Of the eight programs, the top four — A Matter of Balance, Stepping On, Tai Ji Quan and Tai Chi for Arthritis — accounted for 80 percent of the workshops. In fact, A Matter of Balance represented 65 percent of the workshops. However, programs that had a better rural penetration were Stepping On, Tai Ji Quan, FallScape and Stay Safe, Stay Active.

The average age of the participant was 76 years old, and 81 percent were women, Smith reported. Rural areas were more likely to hold programs at faith-based organizations and community centers.

"It's really about identifying the partners who can deliver this infrastructure, reduce the number of miles and the travel time, so that individuals can access so many of these programs," Smith told attendees.

Session presenter Steven Cohen, assistant professor at the University of Rhode Island, illustrated the complexity of income inequality and obesity in older adults, as his research showed that lower income levels were not always associated with higher obesity rates.

His study linked 2012 data from the Behavioral Risk Factor Surveillance System to 2010 Census data to categorize 134,536 adults age 65 and older by county of residence. The obesity data was based on self-reported height and weight. The data was then stratified into 16 categories by income and population density.

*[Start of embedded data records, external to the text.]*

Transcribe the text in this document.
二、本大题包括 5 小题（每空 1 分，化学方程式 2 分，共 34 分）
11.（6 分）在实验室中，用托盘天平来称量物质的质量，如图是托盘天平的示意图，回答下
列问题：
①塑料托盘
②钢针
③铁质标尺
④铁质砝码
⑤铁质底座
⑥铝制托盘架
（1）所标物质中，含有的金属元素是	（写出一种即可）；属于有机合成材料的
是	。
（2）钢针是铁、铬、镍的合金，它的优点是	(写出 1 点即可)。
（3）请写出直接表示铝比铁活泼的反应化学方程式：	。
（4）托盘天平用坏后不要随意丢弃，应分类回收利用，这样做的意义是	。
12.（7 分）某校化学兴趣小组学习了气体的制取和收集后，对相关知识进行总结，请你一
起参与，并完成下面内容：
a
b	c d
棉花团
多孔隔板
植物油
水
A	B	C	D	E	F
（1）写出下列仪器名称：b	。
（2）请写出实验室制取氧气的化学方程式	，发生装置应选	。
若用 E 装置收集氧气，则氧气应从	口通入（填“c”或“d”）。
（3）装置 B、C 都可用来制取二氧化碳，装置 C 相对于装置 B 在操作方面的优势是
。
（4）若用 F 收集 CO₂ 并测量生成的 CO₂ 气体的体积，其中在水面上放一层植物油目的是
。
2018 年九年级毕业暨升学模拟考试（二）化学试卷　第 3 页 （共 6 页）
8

Overall, as income increased, obesity rates decreased, as expected. However, the rates didn't go down as much in rural areas when compared to urban areas. In addition, after adjusting for gender, age and other confounders, higher income inequality was associated with a reduced likelihood of obesity in some categories.

"There's not really a clear pattern of what’s going on, but what we're finding is that higher income inequality is actually protective against obesity in some categories," he said. "There's wide discrepancies in terms of income and rural or urban status, and there was actually negative associations that tended to be stronger in the higher income areas in the more rural areas.

“All that information we have about income inequalities [being] bad for your health, well it turns out that — at least when measuring at the county level — that may not be the case,” Cohen told session attendees. "We'e not quite sure why that is."

The findings merit further research to be able to create policies and programs that will effectively reduce obesity in rural communities, he said.

The studies presented during Monday's session helped illustrate which programs work, said Elaine Jurkowski, professor at Southern Illinois University. She pointed out that senior centers are prevalent across the country and often make good prevention partners.

"But we're not reaching [enough people],"; she said. "So what are we doing that we're not reaching them? That's maybe the next generation of what we need to start to look at in terms of rural health. How can we begin to create some sort of equity and access?"